I was packing up my things when I heard his office phone ring. Then I heard something I didn't expect: him laughing. Not the polite, professional laugh people use in business meetings, but actual laughter, like someone had said something genuinely funny.
Curiosity got the better of me, and I found myself lingering by my desk, pretending to organize files while listening to half of what sounded like a personal conversation.
"No, you can't adopt another stray," he was saying, still sounding amused. "Your apartment already looks like a zoo."
A pause, before he continued.
"Because I'm not bringing dog food to our next dinner. People will talk."
Another pause, and then that laugh again.
"Fine. But when your neighbors start complaining about the barking, don't call me."
When he hung up, I quickly grabbed my bag and headed for the elevator, but I couldn't stop thinking about that conversation. Alec Baldwin, the man who treated his employees like disposable office supplies, had just spent ten minutes good-naturedly arguing with someone about adopting stray animals.

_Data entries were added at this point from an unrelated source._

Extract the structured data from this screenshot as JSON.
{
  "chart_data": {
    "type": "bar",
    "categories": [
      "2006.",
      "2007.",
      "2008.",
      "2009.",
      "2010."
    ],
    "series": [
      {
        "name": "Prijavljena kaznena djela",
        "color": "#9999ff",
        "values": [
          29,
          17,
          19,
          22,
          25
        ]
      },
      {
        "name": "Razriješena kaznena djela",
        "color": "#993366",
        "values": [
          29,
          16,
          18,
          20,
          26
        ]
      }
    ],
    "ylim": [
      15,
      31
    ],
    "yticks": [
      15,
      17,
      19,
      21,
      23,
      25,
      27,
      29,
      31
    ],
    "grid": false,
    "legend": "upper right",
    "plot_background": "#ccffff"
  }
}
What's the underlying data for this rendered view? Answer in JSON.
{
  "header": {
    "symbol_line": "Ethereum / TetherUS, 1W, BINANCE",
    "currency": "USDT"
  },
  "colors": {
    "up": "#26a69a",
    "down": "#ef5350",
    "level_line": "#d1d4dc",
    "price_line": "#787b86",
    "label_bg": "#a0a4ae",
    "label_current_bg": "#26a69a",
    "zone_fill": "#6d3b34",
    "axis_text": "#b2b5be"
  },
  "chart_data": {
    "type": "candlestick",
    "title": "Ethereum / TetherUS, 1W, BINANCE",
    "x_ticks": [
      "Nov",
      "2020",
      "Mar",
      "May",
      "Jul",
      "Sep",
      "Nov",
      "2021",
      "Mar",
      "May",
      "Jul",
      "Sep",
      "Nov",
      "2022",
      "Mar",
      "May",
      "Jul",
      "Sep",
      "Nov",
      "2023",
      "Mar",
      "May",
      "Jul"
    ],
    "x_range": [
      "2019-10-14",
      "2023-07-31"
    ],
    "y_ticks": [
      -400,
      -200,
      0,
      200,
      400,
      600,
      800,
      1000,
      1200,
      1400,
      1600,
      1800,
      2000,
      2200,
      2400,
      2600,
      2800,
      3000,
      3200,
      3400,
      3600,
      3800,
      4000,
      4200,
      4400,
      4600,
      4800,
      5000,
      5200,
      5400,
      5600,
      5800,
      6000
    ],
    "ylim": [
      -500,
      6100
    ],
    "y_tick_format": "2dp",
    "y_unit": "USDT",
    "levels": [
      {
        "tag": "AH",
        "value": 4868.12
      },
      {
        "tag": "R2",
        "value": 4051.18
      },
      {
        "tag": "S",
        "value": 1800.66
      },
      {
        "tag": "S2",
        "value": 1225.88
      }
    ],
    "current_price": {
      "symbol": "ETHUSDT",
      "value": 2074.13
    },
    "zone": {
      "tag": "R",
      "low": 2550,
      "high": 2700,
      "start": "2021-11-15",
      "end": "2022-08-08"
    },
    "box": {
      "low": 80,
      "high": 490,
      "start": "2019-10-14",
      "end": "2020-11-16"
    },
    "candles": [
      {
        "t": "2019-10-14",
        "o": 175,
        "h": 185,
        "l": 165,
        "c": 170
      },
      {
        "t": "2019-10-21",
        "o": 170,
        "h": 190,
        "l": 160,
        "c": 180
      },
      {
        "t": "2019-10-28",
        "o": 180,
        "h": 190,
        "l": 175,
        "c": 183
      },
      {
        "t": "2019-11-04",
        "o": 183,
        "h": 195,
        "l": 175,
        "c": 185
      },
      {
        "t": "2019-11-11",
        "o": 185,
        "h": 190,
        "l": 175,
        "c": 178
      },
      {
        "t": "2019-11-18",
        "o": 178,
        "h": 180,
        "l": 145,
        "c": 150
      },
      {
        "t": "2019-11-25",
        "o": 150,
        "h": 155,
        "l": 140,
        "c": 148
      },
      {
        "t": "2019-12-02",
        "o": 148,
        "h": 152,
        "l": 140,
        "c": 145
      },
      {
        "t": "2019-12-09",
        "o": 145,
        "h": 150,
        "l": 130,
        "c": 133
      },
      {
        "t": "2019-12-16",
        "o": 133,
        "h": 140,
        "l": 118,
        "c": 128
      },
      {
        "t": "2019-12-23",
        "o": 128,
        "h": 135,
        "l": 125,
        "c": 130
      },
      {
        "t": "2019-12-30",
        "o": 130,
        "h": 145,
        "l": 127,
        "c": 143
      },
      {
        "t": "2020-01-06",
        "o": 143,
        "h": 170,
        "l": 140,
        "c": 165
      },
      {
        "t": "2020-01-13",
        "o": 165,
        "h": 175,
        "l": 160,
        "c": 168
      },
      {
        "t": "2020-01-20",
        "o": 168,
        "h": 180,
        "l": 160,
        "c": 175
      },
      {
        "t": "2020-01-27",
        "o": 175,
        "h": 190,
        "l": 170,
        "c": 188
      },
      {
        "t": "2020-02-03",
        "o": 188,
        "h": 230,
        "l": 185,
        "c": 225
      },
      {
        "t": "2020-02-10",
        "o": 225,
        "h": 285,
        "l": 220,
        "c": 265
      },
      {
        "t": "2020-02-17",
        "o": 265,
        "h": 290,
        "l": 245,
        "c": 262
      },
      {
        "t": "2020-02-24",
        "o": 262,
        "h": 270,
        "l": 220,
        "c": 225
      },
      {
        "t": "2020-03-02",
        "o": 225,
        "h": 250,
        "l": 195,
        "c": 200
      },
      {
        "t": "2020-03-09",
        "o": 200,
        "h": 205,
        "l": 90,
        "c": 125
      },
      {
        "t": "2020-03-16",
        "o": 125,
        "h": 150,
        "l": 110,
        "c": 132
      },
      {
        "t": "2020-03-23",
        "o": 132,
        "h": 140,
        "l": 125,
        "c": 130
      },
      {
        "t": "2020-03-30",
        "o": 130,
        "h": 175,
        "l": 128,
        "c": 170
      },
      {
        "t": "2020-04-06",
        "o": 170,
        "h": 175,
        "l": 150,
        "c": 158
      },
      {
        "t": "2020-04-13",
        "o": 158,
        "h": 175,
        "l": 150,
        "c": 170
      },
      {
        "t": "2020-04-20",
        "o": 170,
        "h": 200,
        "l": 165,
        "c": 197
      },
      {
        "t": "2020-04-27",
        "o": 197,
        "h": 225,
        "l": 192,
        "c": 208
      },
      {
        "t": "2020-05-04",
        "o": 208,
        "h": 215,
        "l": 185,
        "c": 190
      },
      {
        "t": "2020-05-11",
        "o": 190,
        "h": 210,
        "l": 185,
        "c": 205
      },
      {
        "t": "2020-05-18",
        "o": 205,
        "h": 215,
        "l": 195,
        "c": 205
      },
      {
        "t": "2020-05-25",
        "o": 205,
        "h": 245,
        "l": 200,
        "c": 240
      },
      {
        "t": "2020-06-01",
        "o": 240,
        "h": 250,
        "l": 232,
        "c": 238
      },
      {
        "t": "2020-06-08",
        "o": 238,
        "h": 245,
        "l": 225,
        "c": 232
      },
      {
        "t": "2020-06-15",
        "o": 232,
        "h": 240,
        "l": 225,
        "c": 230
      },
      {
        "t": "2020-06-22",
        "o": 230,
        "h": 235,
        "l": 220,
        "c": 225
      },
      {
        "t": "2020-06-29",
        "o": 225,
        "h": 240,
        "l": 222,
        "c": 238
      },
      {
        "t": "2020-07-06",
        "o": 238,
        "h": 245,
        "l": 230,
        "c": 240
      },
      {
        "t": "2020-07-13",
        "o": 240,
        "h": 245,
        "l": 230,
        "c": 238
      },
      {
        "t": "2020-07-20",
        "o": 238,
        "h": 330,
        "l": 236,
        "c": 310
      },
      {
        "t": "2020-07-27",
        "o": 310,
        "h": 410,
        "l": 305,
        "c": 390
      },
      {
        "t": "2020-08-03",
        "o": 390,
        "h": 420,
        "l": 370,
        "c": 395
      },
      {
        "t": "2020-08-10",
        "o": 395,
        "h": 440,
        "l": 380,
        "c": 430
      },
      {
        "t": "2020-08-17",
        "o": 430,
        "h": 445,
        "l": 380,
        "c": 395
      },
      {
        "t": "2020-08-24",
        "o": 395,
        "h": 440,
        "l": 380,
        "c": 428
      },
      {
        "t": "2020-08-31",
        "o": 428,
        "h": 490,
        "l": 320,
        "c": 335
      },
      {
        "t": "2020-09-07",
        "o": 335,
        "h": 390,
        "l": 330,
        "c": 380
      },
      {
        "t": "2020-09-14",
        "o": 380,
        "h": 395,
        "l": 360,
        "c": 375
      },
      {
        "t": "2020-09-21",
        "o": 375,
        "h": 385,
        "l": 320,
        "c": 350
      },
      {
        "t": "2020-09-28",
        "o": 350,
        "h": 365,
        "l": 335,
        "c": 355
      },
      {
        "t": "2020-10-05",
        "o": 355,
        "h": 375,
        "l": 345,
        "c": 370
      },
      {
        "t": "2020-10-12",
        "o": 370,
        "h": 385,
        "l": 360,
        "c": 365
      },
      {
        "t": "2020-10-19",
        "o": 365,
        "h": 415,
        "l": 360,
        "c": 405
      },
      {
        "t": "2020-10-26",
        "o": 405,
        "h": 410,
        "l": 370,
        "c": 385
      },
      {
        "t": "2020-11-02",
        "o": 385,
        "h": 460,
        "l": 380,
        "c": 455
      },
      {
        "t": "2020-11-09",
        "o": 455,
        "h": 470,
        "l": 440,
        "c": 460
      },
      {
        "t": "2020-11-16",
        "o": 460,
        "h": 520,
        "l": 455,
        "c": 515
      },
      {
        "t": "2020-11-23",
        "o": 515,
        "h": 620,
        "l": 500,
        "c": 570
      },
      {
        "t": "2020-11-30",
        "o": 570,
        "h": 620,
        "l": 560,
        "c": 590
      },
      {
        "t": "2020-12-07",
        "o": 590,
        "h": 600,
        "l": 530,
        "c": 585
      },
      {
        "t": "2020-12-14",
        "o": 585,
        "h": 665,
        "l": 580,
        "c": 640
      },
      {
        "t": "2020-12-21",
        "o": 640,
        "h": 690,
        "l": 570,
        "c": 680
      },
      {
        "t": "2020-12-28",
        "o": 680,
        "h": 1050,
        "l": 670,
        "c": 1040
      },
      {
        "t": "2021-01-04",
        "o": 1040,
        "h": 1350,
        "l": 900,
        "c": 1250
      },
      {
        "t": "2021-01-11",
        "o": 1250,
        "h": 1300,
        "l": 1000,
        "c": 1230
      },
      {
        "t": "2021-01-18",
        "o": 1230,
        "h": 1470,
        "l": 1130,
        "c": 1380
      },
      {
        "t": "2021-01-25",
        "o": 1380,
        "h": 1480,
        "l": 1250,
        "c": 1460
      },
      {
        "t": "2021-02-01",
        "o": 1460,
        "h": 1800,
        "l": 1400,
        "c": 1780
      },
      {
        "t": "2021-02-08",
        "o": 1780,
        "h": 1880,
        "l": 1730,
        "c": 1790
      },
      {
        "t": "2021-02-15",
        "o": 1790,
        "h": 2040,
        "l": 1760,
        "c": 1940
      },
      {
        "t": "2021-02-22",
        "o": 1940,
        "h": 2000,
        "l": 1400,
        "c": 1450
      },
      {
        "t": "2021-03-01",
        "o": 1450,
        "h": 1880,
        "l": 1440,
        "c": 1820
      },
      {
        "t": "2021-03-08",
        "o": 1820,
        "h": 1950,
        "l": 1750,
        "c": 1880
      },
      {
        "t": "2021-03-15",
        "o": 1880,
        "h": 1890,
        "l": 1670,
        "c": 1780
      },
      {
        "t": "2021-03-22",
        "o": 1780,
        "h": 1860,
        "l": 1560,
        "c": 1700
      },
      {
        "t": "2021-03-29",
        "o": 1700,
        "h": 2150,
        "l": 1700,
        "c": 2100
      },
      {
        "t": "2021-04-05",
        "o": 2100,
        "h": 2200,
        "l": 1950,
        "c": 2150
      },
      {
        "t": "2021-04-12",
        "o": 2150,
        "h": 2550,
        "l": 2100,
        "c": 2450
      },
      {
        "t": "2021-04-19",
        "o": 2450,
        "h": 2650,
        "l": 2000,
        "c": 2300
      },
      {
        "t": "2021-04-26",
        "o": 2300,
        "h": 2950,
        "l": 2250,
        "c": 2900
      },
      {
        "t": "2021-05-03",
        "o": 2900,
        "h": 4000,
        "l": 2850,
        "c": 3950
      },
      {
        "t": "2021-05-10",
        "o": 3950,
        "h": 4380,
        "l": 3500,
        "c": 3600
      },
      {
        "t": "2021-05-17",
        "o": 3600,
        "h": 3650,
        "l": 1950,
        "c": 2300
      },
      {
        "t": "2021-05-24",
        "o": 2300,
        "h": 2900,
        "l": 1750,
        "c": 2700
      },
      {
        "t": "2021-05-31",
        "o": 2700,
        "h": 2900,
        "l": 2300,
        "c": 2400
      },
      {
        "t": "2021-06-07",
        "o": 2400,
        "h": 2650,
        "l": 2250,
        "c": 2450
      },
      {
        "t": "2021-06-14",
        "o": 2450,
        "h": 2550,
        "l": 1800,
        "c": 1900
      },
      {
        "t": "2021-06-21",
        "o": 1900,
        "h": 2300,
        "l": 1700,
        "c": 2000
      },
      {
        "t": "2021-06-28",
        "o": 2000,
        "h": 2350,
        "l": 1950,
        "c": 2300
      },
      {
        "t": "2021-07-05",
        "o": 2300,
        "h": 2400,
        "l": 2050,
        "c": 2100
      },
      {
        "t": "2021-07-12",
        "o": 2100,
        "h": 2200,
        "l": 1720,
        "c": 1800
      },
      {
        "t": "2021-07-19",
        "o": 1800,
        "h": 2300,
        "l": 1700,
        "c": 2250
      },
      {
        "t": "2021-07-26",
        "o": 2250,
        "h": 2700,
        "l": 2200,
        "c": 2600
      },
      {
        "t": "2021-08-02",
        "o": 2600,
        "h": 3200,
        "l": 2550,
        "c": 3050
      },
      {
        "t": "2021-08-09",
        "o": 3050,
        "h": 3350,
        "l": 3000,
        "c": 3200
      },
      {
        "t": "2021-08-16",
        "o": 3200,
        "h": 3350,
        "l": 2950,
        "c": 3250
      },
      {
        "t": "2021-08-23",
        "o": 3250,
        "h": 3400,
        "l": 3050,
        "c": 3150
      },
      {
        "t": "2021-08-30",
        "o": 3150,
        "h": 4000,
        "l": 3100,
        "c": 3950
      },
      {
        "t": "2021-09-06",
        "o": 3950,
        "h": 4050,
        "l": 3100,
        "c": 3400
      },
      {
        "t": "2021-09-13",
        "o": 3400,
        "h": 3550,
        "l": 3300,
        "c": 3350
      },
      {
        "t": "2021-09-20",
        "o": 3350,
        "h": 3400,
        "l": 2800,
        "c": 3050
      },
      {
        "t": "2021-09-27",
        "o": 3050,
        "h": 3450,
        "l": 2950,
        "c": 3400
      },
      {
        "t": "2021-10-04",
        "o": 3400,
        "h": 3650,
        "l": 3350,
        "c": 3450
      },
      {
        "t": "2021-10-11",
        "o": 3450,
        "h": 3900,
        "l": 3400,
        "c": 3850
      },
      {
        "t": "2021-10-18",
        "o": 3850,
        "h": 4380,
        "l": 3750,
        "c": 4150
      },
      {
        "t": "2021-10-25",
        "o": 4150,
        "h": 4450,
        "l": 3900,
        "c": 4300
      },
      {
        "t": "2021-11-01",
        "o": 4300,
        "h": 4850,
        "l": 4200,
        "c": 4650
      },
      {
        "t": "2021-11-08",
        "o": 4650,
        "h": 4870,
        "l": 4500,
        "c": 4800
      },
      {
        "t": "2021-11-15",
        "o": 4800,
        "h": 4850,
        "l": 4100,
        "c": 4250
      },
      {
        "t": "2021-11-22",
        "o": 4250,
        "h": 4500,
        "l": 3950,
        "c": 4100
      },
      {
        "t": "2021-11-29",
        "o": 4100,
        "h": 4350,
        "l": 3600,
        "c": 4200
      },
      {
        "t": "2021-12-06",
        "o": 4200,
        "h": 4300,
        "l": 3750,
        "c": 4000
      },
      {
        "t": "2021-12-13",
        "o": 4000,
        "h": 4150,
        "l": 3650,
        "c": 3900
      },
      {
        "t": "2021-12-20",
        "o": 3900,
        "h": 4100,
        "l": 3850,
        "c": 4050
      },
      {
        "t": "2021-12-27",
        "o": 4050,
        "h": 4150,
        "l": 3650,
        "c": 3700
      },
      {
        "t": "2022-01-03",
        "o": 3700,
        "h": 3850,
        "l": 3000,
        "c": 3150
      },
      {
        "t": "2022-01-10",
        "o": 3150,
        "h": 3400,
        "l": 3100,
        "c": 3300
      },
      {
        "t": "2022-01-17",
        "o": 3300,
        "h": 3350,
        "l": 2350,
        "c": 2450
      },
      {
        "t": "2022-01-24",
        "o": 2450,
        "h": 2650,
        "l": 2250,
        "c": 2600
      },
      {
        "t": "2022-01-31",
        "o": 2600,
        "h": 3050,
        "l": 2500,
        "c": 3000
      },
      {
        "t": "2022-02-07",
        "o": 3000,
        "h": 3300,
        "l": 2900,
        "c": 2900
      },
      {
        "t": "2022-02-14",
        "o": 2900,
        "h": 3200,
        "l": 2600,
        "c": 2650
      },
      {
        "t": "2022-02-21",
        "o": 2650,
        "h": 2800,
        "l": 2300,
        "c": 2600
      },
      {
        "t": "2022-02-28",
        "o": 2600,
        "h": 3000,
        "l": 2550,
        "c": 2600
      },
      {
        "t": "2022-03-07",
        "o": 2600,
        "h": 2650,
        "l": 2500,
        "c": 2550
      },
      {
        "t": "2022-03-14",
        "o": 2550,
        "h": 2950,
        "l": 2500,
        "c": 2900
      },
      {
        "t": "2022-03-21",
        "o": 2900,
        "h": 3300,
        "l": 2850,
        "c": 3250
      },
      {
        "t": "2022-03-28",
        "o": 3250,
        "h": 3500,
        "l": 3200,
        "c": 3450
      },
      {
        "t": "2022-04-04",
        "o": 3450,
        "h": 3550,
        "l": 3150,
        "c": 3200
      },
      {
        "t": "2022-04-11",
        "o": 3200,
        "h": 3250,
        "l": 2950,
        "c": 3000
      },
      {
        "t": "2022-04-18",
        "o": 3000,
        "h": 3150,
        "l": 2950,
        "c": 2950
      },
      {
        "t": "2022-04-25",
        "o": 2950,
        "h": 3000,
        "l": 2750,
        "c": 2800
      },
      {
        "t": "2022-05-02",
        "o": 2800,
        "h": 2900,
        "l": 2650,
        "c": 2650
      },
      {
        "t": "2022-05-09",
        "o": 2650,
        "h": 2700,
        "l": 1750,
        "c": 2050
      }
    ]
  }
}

It was the first crack I'd seen in his armor, and I wasn't sure if that was good news or bad news for my mission.
Riding the bus home, I stared out the window at the city lights and tried to reconcile the cold, demanding boss I'd been working for with the man who'd sounded genuinely happy talking about someone's pet adoption problems.
Maybe everyone had different sides to their personality. Maybe even billionaire CEOs who killed innocent people and drove away had moments where they seemed almost human.
The thought should have made my job easier. Finding his human side should have helped me figure out how to destroy him.
Instead, it just made everything more complicated.
Because the last thing I needed was to start thinking of Alec Baldwin as a real person instead of the monster who'd taken Danny away from me.
But monsters didn't laugh about stray dogs, and they definitely didn't trust their assistants with twelve-million-dollar decisions after knowing them within just a little while.
Which left me with a very uncomfortable question; what exactly was I getting myself into.